電気回路現象の『オームの法則』の意味を深く解釈すれば、そこには決して『電子』の出る幕は無いのだ。『電子』など不要の物を何時までも、電気現象の基礎概念として利用することが如何に愚かな事かを理解して欲しいのだ。その教育に及ぼす弊害を如何に認識するかの問題でもある筈だ。

教育について。

ー-戦後、新生日本の教育制度の根幹を成す、『教育基本法』(昭和22年3月31日)が成立した。

その時の 教育刷新委員会 委員長 南原 繁の言葉 「今後、いかなる反動の嵐の時代が訪れようと、何人も教育基本法の精神を根本的に書き換えることはできないであろう。なぜならば、それは真理であり、これを否定するのは歴史の流れをせき止めようとするに等しい。」が美しく今でも輝く言葉だ。
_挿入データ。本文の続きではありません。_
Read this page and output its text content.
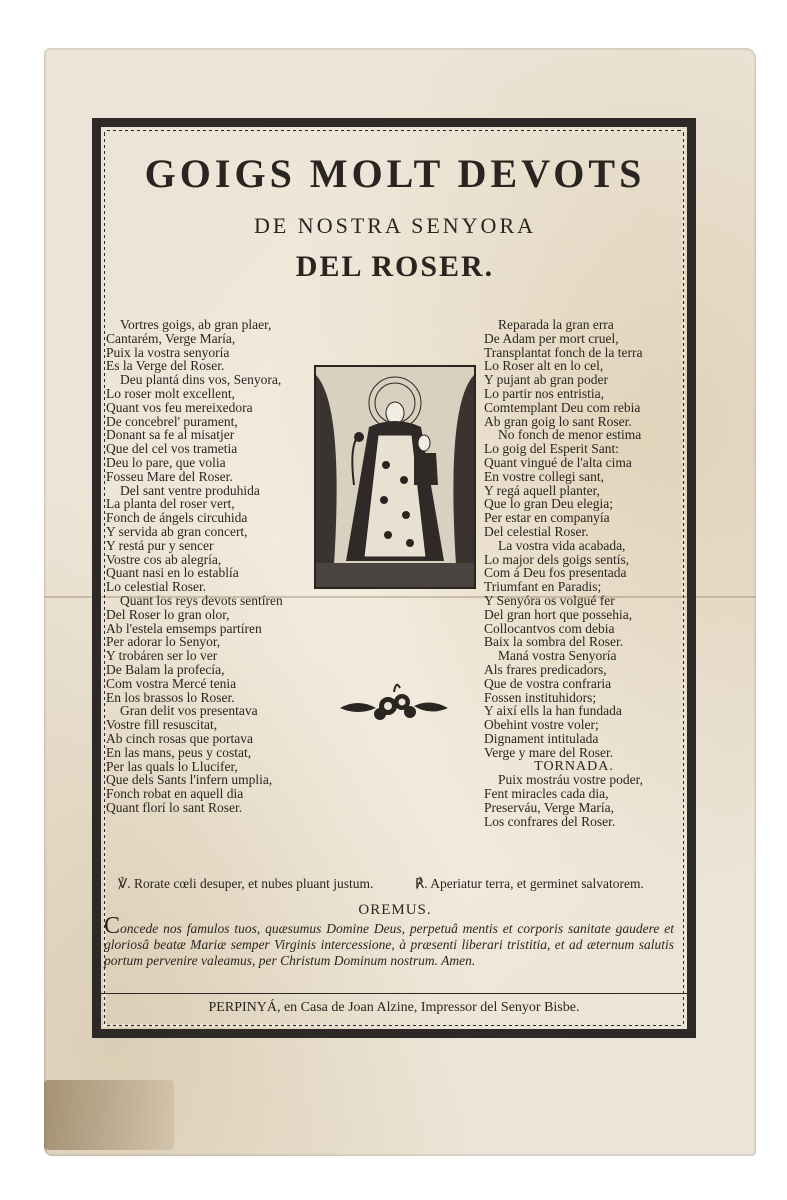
GOIGS MOLT DEVOTS
DE NOSTRA SENYORA
DEL ROSER.
Vortres goigs, ab gran plaer,
Cantarém, Verge María,
Puix la vostra senyoría
Es la Verge del Roser.
Deu plantá dins vos, Senyora,
Lo roser molt excellent,
Quant vos feu mereixedora
De concebrel' purament,
Donant sa fe al misatjer
Que del cel vos trametia
Deu lo pare, que volia
Fosseu Mare del Roser.
Del sant ventre produhida
La planta del roser vert,
Fonch de ángels circuhida
Y servida ab gran concert,
Y restá pur y sencer
Vostre cos ab alegría,
Quant nasi en lo establía
Lo celestial Roser.
Quant los reys devots sentíren
Del Roser lo gran olor,
Ab l'estela emsemps partíren
Per adorar lo Senyor,
Y trobáren ser lo ver
De Balam la profecía,
Com vostra Mercé tenia
En los brassos lo Roser.
Gran delit vos presentava
Vostre fill resuscitat,
Ab cinch rosas que portava
En las mans, peus y costat,
Per las quals lo Llucifer,
Que dels Sants l'infern umplia,
Fonch robat en aquell dia
Quant florí lo sant Roser.
Reparada la gran erra
De Adam per mort cruel,
Transplantat fonch de la terra
Lo Roser alt en lo cel,
Y pujant ab gran poder
Lo partir nos entristia,
Comtemplant Deu com rebia
Ab gran goig lo sant Roser.
No fonch de menor estima
Lo goig del Esperit Sant:
Quant vingué de l'alta cima
En vostre collegi sant,
Y regá aquell planter,
Que lo gran Deu elegia;
Per estar en companyía
Del celestial Roser.
La vostra vida acabada,
Lo major dels goigs sentís,
Com á Deu fos presentada
Triumfant en Paradis;
Y Senyóra os volgué fer
Del gran hort que possehia,
Collocantvos com debia
Baix la sombra del Roser.
Maná vostra Senyoría
Als frares predicadors,
Que de vostra confraria
Fossen instituhidors;
Y així ells la han fundada
Obehint vostre voler;
Dignament intitulada
Verge y mare del Roser.
TORNADA.
Puix mostráu vostre poder,
Fent miracles cada dia,
Preserváu, Verge María,
Los confrares del Roser.
℣. Rorate cœli desuper, et nubes pluant justum.	℟. Aperiatur terra, et germinet salvatorem.
OREMUS.
Concede nos famulos tuos, quæsumus Domine Deus, perpetuâ mentis et corporis sanitate gaudere et gloriosâ beatæ Mariæ semper Virginis intercessione, à præsenti liberari tristitia, et ad æternum salutis portum pervenire valeamus, per Christum Dominum nostrum. Amen.
PERPINYÁ, en Casa de Joan Alzine, Impressor del Senyor Bisbe.
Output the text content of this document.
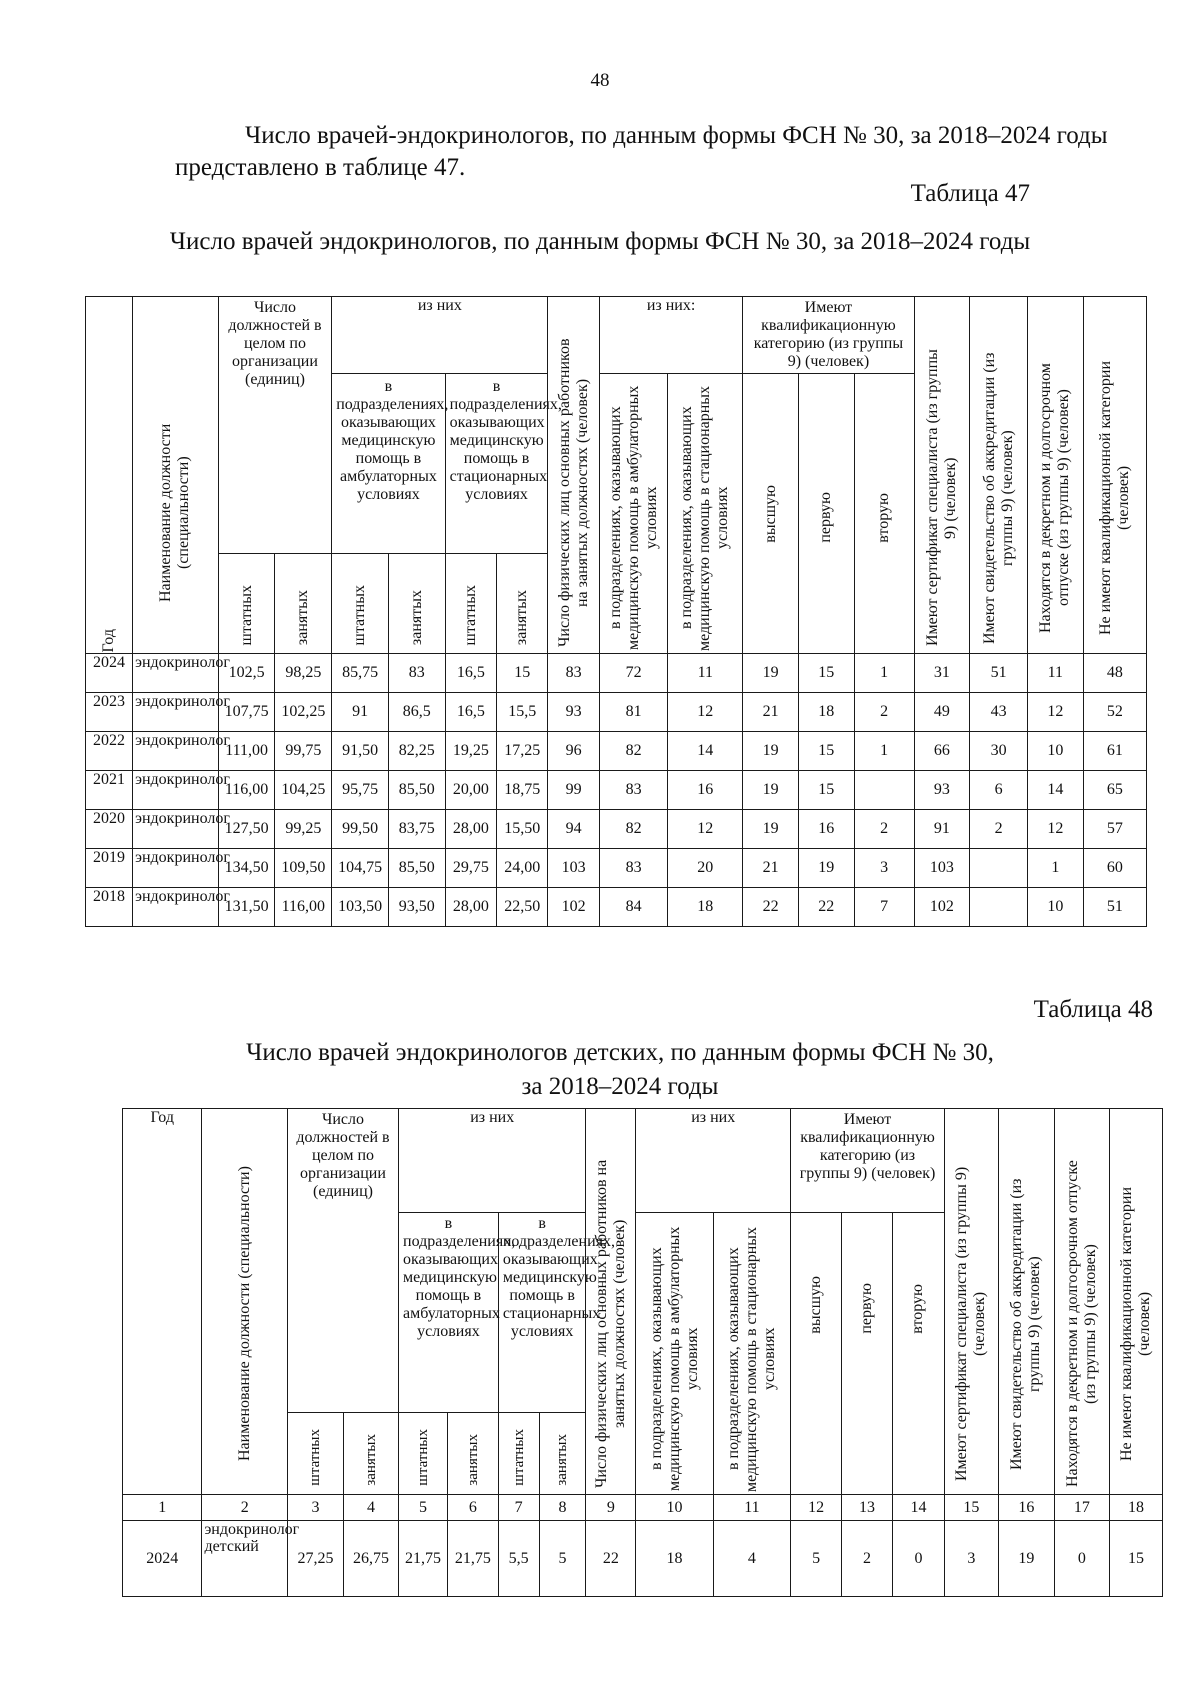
48
Число врачей-эндокринологов, по данным формы ФСН № 30, за 2018–2024 годы представлено в таблице 47.
Таблица 47
Число врачей эндокринологов, по данным формы ФСН № 30, за 2018–2024 годы
Год	Наименование должности (специальности)	Число должностей в целом по организации (единиц)		из них				Число физических лиц основных работников на занятых должностях (человек)	из них:		Имеют квалификационную категорию (из группы 9) (человек)			Имеют сертификат специалиста (из группы 9) (человек)	Имеют свидетельство об аккредитации (из группы 9) (человек)	Находятся в декретном и долгосрочном отпуске (из группы 9) (человек)	Не имеют квалификационной категории (человек)

				в подразделениях, оказывающих медицинскую помощь в амбулаторных условиях		в подразделениях, оказывающих медицинскую помощь в стационарных условиях			в подразделениях, оказывающих медицинскую помощь в амбулаторных условиях	в подразделениях, оказывающих медицинскую помощь в стационарных условиях	высшую	первую	вторую				

		штатных	занятых	штатных	занятых	штатных	занятых										

2024	эндокринолог	102,5	98,25	85,75	83	16,5	15	83	72	11	19	15	1	31	51	11	48
2023	эндокринолог	107,75	102,25	91	86,5	16,5	15,5	93	81	12	21	18	2	49	43	12	52
2022	эндокринолог	111,00	99,75	91,50	82,25	19,25	17,25	96	82	14	19	15	1	66	30	10	61
2021	эндокринолог	116,00	104,25	95,75	85,50	20,00	18,75	99	83	16	19	15		93	6	14	65
2020	эндокринолог	127,50	99,25	99,50	83,75	28,00	15,50	94	82	12	19	16	2	91	2	12	57
2019	эндокринолог	134,50	109,50	104,75	85,50	29,75	24,00	103	83	20	21	19	3	103		1	60
2018	эндокринолог	131,50	116,00	103,50	93,50	28,00	22,50	102	84	18	22	22	7	102		10	51
Таблица 48
Число врачей эндокринологов детских, по данным формы ФСН № 30,
за 2018–2024 годы
Год	Наименование должности (специальности)	Число должностей в целом по организации (единиц)		из них				Число физических лиц основных работников на занятых должностях (человек)	из них		Имеют квалификационную категорию (из группы 9) (человек)			Имеют сертификат специалиста (из группы 9) (человек)	Имеют свидетельство об аккредитации (из группы 9) (человек)	Находятся в декретном и долгосрочном отпуске (из группы 9) (человек)	Не имеют квалификационной категории (человек)

				в подразделениях, оказывающих медицинскую помощь в амбулаторных условиях		в подразделениях, оказывающих медицинскую помощь в стационарных условиях			в подразделениях, оказывающих медицинскую помощь в амбулаторных условиях	в подразделениях, оказывающих медицинскую помощь в стационарных условиях	высшую	первую	вторую				

		штатных	занятых	штатных	занятых	штатных	занятых										

1	2	3	4	5	6	7	8	9	10	11	12	13	14	15	16	17	18
2024	эндокринолог детский	27,25	26,75	21,75	21,75	5,5	5	22	18	4	5	2	0	3	19	0	15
しかし、何故か改変された。その当時の世論調査が70%の賛成とあって。何故そんなに賛意の理由があったのか理解しかねた?世論調査の意義も考えた。『教育基本法』の条文を知っている人と読んだ事のない人かも、その調査に示されるべきと思った。中味も知らない人が調査結果に示した意味は、『教育基本法』と言う問題にその社会的責任という意味を調査機関は果たしていたと言えるのか。

以上は少し物理学理論とは異なる内容に触れた。ー-

科学理論の現在の常識である根拠物理概念『電荷』を否定する事が、社会的混乱を招いても、それは教育の政治的中立性からも、真剣に論議されてよい筈だ。

多寡がダイオードの動作原理でも、そこには未来への大切な意味が有る筈だ。

『電子』や『正孔』ではもう科学論の論理性は成立しない。『電圧』の物理的意味が分かれば、電気回路の『エネルギー』の重要性が分かると思う。

ダイオードのオン。

① オン動作。ダイオードのpn接合面にエネルギーギャップ(バンド理論の空乏層とは違う)がある。回路条件によってダイオードがオンする。電源電圧と負荷に掛かる電圧の関係がダイオードのスイッチング条件となる。『電圧』の物理的意味は何かが問われる。電気配線の導体の物理的意味は何かが問われる。決して導体金属内を『電子』などが流れはしないのだ。『電子』など存在もしない事でもあるが。

ダイオードのオフ。

②オフ動作。やはり電源電圧と負荷端子電圧の関係の回路条件によって決まる。

ダイオードのpn接合面に生じる『エネルギーギャップ』は電気回路の外部に電池のような『エネルギー』を放射する能力・機能はない。②のオフ動作は電源電圧Vが回路に供給する『エネルギー』の能力はその電圧Vの範囲である。負荷端に電源電圧よりダイオードの電圧分Vdだけ高く、

Vr = V + Vd

により回路分布の『エネルギー』δ=C V^2^[J/m] では不足となる。その結果ダイオードで電源と負荷側が繋がらない結果と成る。それがダイオードの回路条件に因るオン、オフ機能の原因であると観る。